Un paradoxe qui ne date pas d’hier, rappelle l’auteure du Syndrome du Wonderparent, qui pointe que quand les femmes ont accédé au monde du travail, la société aurait dû permettre aux parents de dégager du temps pour leur famille dans la journée, mais que rien n’a été fait.

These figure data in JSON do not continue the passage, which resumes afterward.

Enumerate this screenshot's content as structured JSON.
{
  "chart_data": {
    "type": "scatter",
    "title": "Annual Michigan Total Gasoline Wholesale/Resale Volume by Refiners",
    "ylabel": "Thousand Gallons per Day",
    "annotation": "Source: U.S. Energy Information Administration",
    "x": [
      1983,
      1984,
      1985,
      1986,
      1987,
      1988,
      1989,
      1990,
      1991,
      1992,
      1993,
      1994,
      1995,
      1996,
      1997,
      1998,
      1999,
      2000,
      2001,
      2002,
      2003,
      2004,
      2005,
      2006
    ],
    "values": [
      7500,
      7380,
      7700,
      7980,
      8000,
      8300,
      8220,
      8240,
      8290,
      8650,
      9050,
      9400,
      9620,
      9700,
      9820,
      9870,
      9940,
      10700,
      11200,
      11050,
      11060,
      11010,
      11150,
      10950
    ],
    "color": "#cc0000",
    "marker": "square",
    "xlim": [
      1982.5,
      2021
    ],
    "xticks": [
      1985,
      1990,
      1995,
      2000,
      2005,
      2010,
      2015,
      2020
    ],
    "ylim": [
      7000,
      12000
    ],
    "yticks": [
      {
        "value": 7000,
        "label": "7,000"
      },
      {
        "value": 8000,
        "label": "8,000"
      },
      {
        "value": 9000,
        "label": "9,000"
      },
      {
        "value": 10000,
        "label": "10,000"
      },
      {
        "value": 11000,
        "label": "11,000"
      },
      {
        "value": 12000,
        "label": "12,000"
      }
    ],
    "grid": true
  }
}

« L’arrivée d’un enfant est un bouleversement, qui requiert une attention qui, en plus du travail, laisse peu de place pour soi »

Anne Peymirat

Résultat: les parents se sont retrouvés à travailler comme s’ils n’avaient pas d’enfants. « Pire, jamais les injonctions à être de « bons parents » n’ont été aussi fortes, ce qui contraint les parents à élever leurs enfants comme s’ils n’avaient pas de travail » épingle Anne Peymirat, qui met en garde contre les conséquences de ce déséquilibre intenable: « ô surprise : les parents craquent – et en premier lieu les mères qui supportent encore la majeure partie de la charge domestique et familiale. Rien d’anormal puisque la société leur demande l’impossible : être à la fois un parent très présent pour ses enfants et un professionnel ambitieux et investi ».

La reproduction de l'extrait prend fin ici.